Ihr Weggang lässt die Familie förmlich erodieren: Innerhalb weniger Tage verlassen  die drei ältesten Geschwister ebenfalls ihr Zuhause – wie die Mutter ohne ein Wort. Zum Schluss geht auch Jodie, der Bruder, der Kya immer am nächsten stand. Er bittet seine Schwester um Verständnis, aber sie fragt sich, warum sie von allen alleingelassen wird und sie niemand mitnimmt. Sie fühlt sich zum ersten Mal völlig verlassen.

Allein mit ihrem Vater versucht Kya, ihm möglichst aus dem Weg zu gehen. Oft kommt er tagelang nicht nach Hause, und wenn er da ist, ist er unberechenbar. Trotzdem wird ihre Beziehung nach einer Weile etwas besser. Doch dann – Kya ist jetzt acht Jahre alt - ist ein Brief von ihrer Mutter im Briefkasten. Das Mädchen erkennt die Handschrift auf dem Umschlag, lesen kann sie ihn nicht: Sie war nur einen Tag in der Schule, will aber nie mehr dorthin, weil sie von den anderen Kindern verspottet und ausgelacht wurde. Der Inhalt des Briefs führt zu einem Wutanfall ihres Vaters.

Als Kya zehn Jahre alt ist, kommt ihr Vater immer seltener nach Hause und dann gar nicht mehr. Von da an schlägt sie sich allein durchs Leben. Sie bleibt in der windschiefen Hütte und ernährt sich von dem, was sie findet und anbaut. In Barkley Cove nennt man sie nur „das Marschmädchen“. In der sozialen Hierarchie steht Kya ganz unten – nach den Schwarzen und den anderen Marschbewohnern. Ihre schlechten Erfahrungen mit Menschen machen sie scheu und misstrauisch, sie vermeidet es, in die Stadt zu fahren. Sie beschäftigt sich lieber mit den Tieren und Pflanzen um sie herum. Lange ist Jumpin‘, der einen kleinen Laden und eine Bootstankstelle betreibt, ihr einziger Kontakt. Er und seine Frau Mabel versuchen, Kya zu unterstützen und respektieren ihre spezielle Art zu leben.

Später lernt sie den freundlichen und geduldigen Tate kennen, der sich wie sie oft mit seinem Boot in der Marsch aufhält, um zu angeln oder Tiere zu beobachten. Er ist Kya zwar sympathisch, aber ihre Menschenscheu hält sie auf Abstand zu ihm. Er bringt ihr Lesen bei und öffnet ihr damit das Tor zu einer neuen Welt.
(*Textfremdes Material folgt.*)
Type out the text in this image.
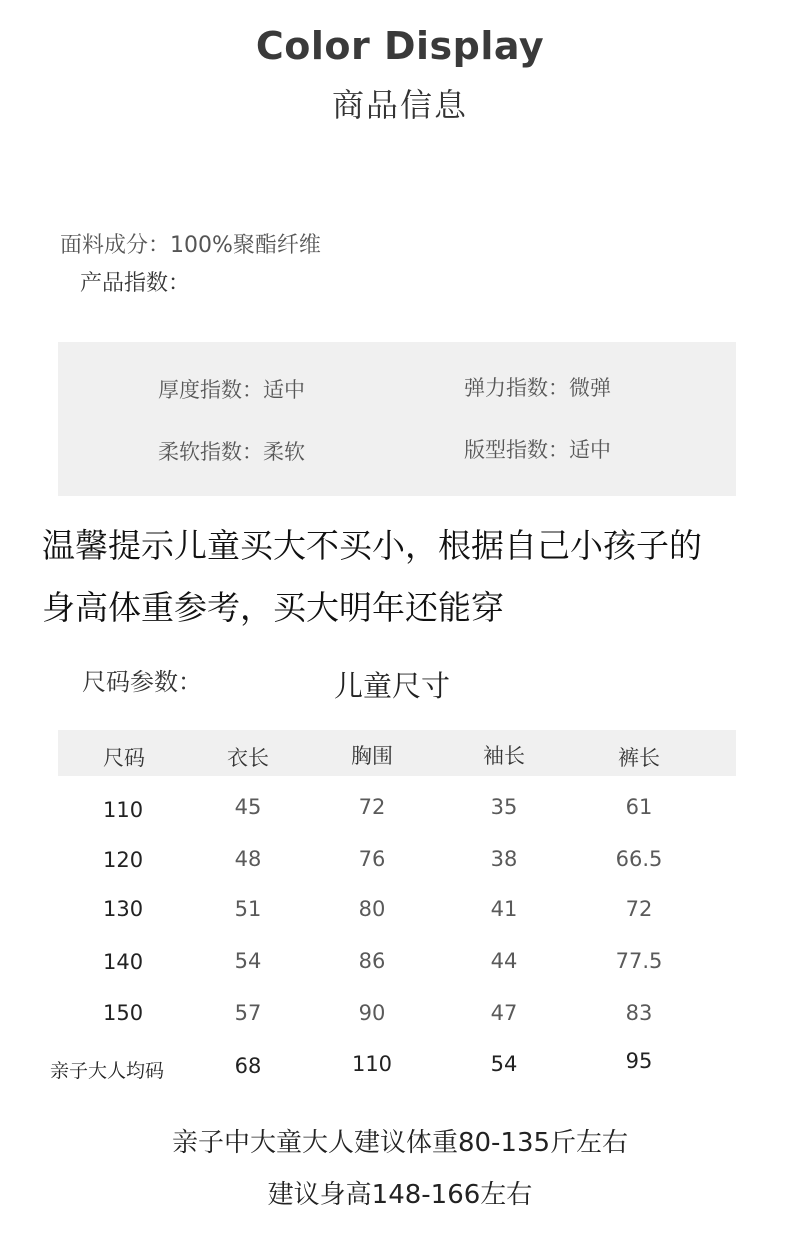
Color Display
商品信息
面料成分：100%聚酯纤维
产品指数：
厚度指数：适中	弹力指数：微弹
柔软指数：柔软	版型指数：适中
温馨提示儿童买大不买小，根据自己小孩子的
身高体重参考，买大明年还能穿
尺码参数：	儿童尺寸
尺码	衣长	胸围	袖长	裤长
110	45	72	35	61
120	48	76	38	66.5
130	51	80	41	72
140	54	86	44	77.5
150	57	90	47	83
亲子大人均码	68	110	54	95
亲子中大童大人建议体重80-135斤左右
建议身高148-166左右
Einige Jahre später verliebt sie sich in den Kleinstadtcasanova Chase, einen jungen Mann mit reichen Eltern und überbordendem Ego. Aber Chase hält nichts von dem, was er Kya verspricht und heiratet eine andere Frau. In Barkley Cove wird über das Verhältnis getuschelt, wovon Kya nichts ahnt. 1969 wird Chases Leiche unter dem alten, maroden Feuerwachturm gefunden. Er ist an den Folgen eines Sturzes gestorben und die Einwohner und die Polizei von Barkley Cove haben sofort Kya in Verdacht, den jungen Mann getötet zu haben. Alles, was sie entlastet, wird in der Beweisführung so verdreht, dass es sie belastet. Sie wird angeklagt und muss mit der Todesstrafe rechnen.

Lesen?

Der Gesang der Flusskrebse ist ein ungewöhnlich anrührender Roman, der seine Leser das ganze emotionale Spektrum nachfühlen lässt, dass Kya durchlebt: die enge Verbundenheit zu der Natur um sie herum, das tiefe Gefühl des schuldlosen Verlassenwerdens, die große Bindungsangst aufgrund der vielen enttäuschenden Erfahrungen und trotzdem immer die Hoffnung, eines Tages zu jemandem zu gehören und eine Familie zu haben. Delia Owens schafft es, diese ganze Bandbreite zu vermitteln, ohne ins Kitschige abzugleiten. Das Buch gehört zu denen, die man nach dem letzten Wort nicht einfach zuklappen kann. Das Gelesene hallt noch eine Weile nach.

Der Gesang der Flusskrebse ist 2019 bei hanserblau erschienen und kostet als gebundenes Buch 22 Euro, als Taschenbuch 11,99 Euro sowie als E-Book 16,99 Euro.